Hastalar doktorlarıyla, mastektomi sonrası ne zaman ekzersizler yapmaya başlayabileceklerini ve mastektomi yapılan taraftaki kolu ne zaman tam anlamıyla yeniden kullanmaya başlayabileceklerini tartışmalıdırlar. Mastektomi sonrası iyileşme döneminin tamamlanmasının ardından, yapılabilecek ekzersizlerin bir sınırı olmamasına rağmen, mastektomi geçiren her hastanın özellikle de mastektomiyle birlikte koltukaltı lenf bezleri alınan hastaların alması gereken bazı önlemler vardır.

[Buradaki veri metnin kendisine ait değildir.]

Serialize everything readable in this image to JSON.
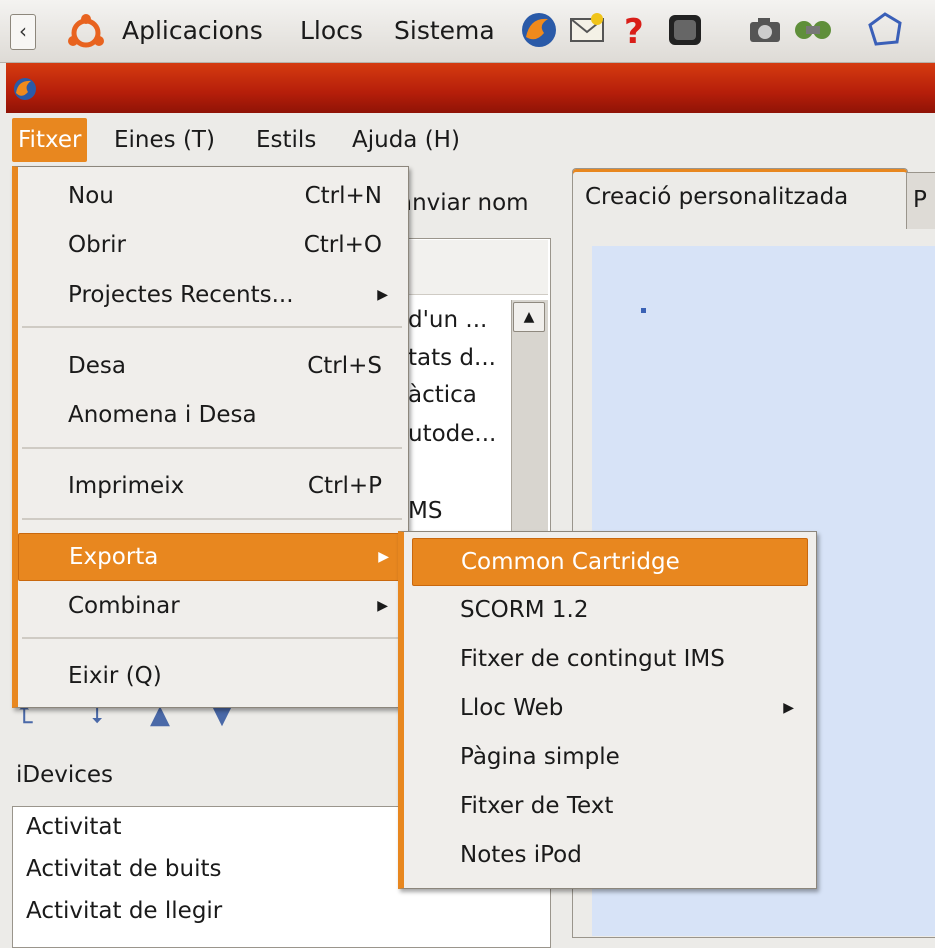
{
  "panel": {
    "menus": [
      "Aplicacions",
      "Llocs",
      "Sistema"
    ],
    "icons": [
      "ubuntu-logo-icon",
      "firefox-icon",
      "mail-icon",
      "help-icon",
      "terminal-icon",
      "camera-icon",
      "network-icon",
      "graph-icon"
    ]
  },
  "menubar": {
    "file": "Fitxer",
    "tools": "Eines (T)",
    "styles": "Estils",
    "help": "Ajuda (H)"
  },
  "left": {
    "rename_partial": "anviar nom",
    "outline_partial": [
      "d'un ...",
      "tats d...",
      "àctica",
      "utode...",
      "MS"
    ],
    "idevices_label": "iDevices",
    "idevices": [
      "Activitat",
      "Activitat de buits",
      "Activitat de llegir"
    ]
  },
  "tabs": {
    "active": "Creació personalitzada",
    "other_partial": "P"
  },
  "file_menu": {
    "new": {
      "label": "Nou",
      "accel": "Ctrl+N"
    },
    "open": {
      "label": "Obrir",
      "accel": "Ctrl+O"
    },
    "recent": {
      "label": "Projectes Recents..."
    },
    "save": {
      "label": "Desa",
      "accel": "Ctrl+S"
    },
    "save_as": {
      "label": "Anomena i Desa"
    },
    "print": {
      "label": "Imprimeix",
      "accel": "Ctrl+P"
    },
    "export": {
      "label": "Exporta"
    },
    "merge": {
      "label": "Combinar"
    },
    "quit": {
      "label": "Eixir (Q)"
    }
  },
  "export_menu": {
    "items": [
      "Common Cartridge",
      "SCORM 1.2",
      "Fitxer de contingut IMS",
      "Lloc Web",
      "Pàgina simple",
      "Fitxer de Text",
      "Notes iPod"
    ],
    "selected": "Common Cartridge"
  },
  "colors": {
    "accent": "#e8871f",
    "titlebar": "#c0260a",
    "canvas": "#d7e3f7"
  }
}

Mastektomi uygulanan taraftaki deride olan yaralanmaların enfeksiyon kapma riski diğer tarafa oranla daha fazladır. Bunun nedeni lenf bezlerinin alınması sırasında lenf dolaşımını zorlaştırabilecek değişikliklerin oluşabilmesi riskidir, lenf dolaşımın operasyon öncesine oranla daha verimsiz olması bakteri gibi vücut dışından gelebilecek organizmalara karşı vücudu daha dirençsiz bırakır. Lenf sistemi dokuda toplanan lenf sıvısını toplar ve bu toplama damarları üzerinde bulunan lenf bezlerinin bir filtre gibi çalışmasıyla vücuda zararlı olabilecek maddeler süzülür.

Mastektomi ve koltuk altı lenf bezlerinin alınması operasyonu geçiren kadınların yaklaşık olarak %20sinde kollarda ödem oluşmasına bağlı küçük ölçekli deri travmaları görülür.

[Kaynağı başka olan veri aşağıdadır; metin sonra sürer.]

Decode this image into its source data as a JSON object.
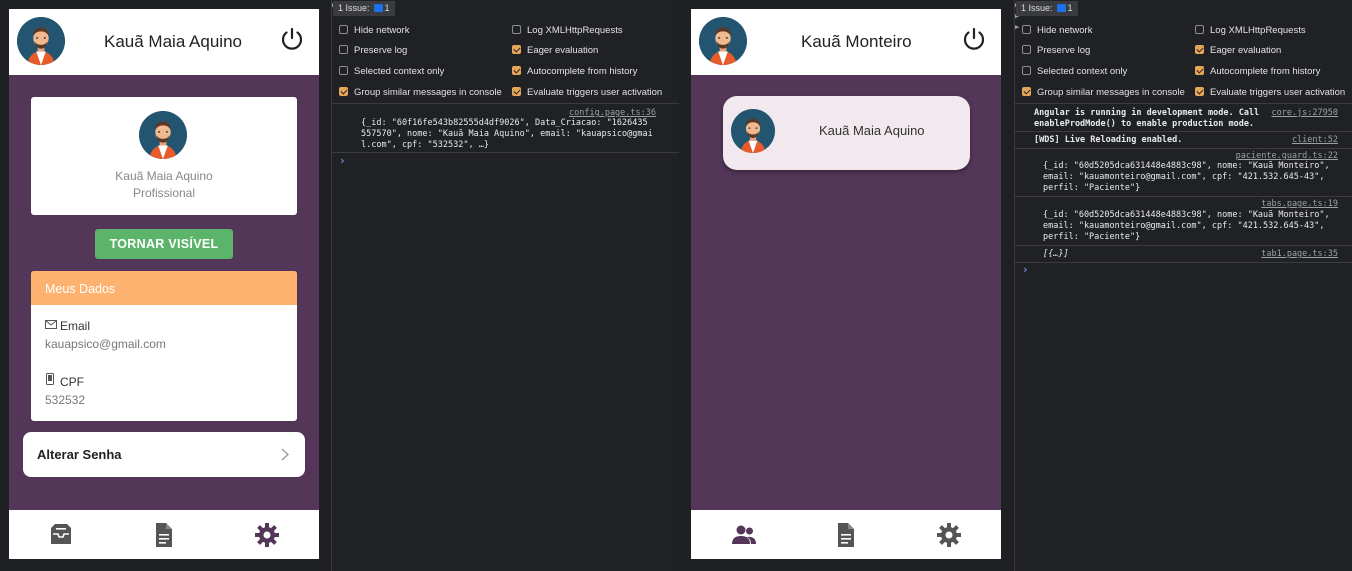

Koltuk altı lenf bezlerinin tamamının yada 30 dan fazlasının alındığı durumlarda, koltuk altı damar trombosisi (axillary vein thrombosis, koltuk altı damarlarında kan pıhtılaşması) oluşabilir. Bunun sebebi lenf kanallarının kan damarlarına çoğu zaman çok yakın olması ve operasyon sırasında bunlarında zarar görmesi yüzündendir. Kan dolaşımının zorlaşması, kolun daha sonraki aşamalarda yaralanmalara daha yatkın olmasına neden olabilir.

Bu nedenlerden dolayı, doktorların büyük bir kısmı ekzersizler arasında bir dinlenme süresi bırakmayı ve zaman zaman kolu kalp seviyesinden yukarıda bir kaç saat tutulmasını önermektedirler. Mastektomi geçirmiş olan hastaların yaralanma riskini en aza indirmek için yoğun bir şekilde ekzersiz yapmamaları önerilmektedir.

Olumlu bir not eklemek gerekirse, kasların düzenli kullanımı eklem bölgelerinin ve ameliyat yarasının esnekliğinin sağlanmasını, yeni lenf kanallarının oluşmasını, kan dolaşımının yeniden kazanılmasını ve kan pıhtısı riskinin azaltılmasını sağlar. Ekzersizler dikkatlice yapıldığında, ekzersizin getireceği bu yararlar olası zararlarından çok daha fazladır.

Meme kanserinin Yenilenmesi.

Mastektomi sonrasında yada diğer kanser tedavileri sonrasında bazen kanser yenileyebilir. Kanserin yenilemesinin üç türü vardır, yerel, bölgesel ve uzak. Yerel yenilemede, kanser tanısı konmuş olan bölgede kanser hücreleri kalmıştır ve zaman içerisinde yeniden büyürler. Bölgesel yenileme, yerel yenilemeden daha ciddidir. Bu durumda kanser hücreleri genellikle koltuk altı lenf bezlerinin ötesine yayılmıştır. Kanserin uzak yenilemesi, yenilemeler arasında en tehlikeli olanıdır ve metastaz olarak da adlandırılır. Bu tip yenilemede , kanser vücudun kemik, akciğer, yada karaciğer gibi uzak bölgelerine sıçramıştır.

Kanserin yenilemesi durumunda, tedavi kanserin yenileme tipine ve ciddiyetine bağlı olarak yapılır. Kanseri yenilediği durumlarda ek ameliyatlar, kemoterapi, radyoterapi, yada hormon tedavisi uygulanabilir.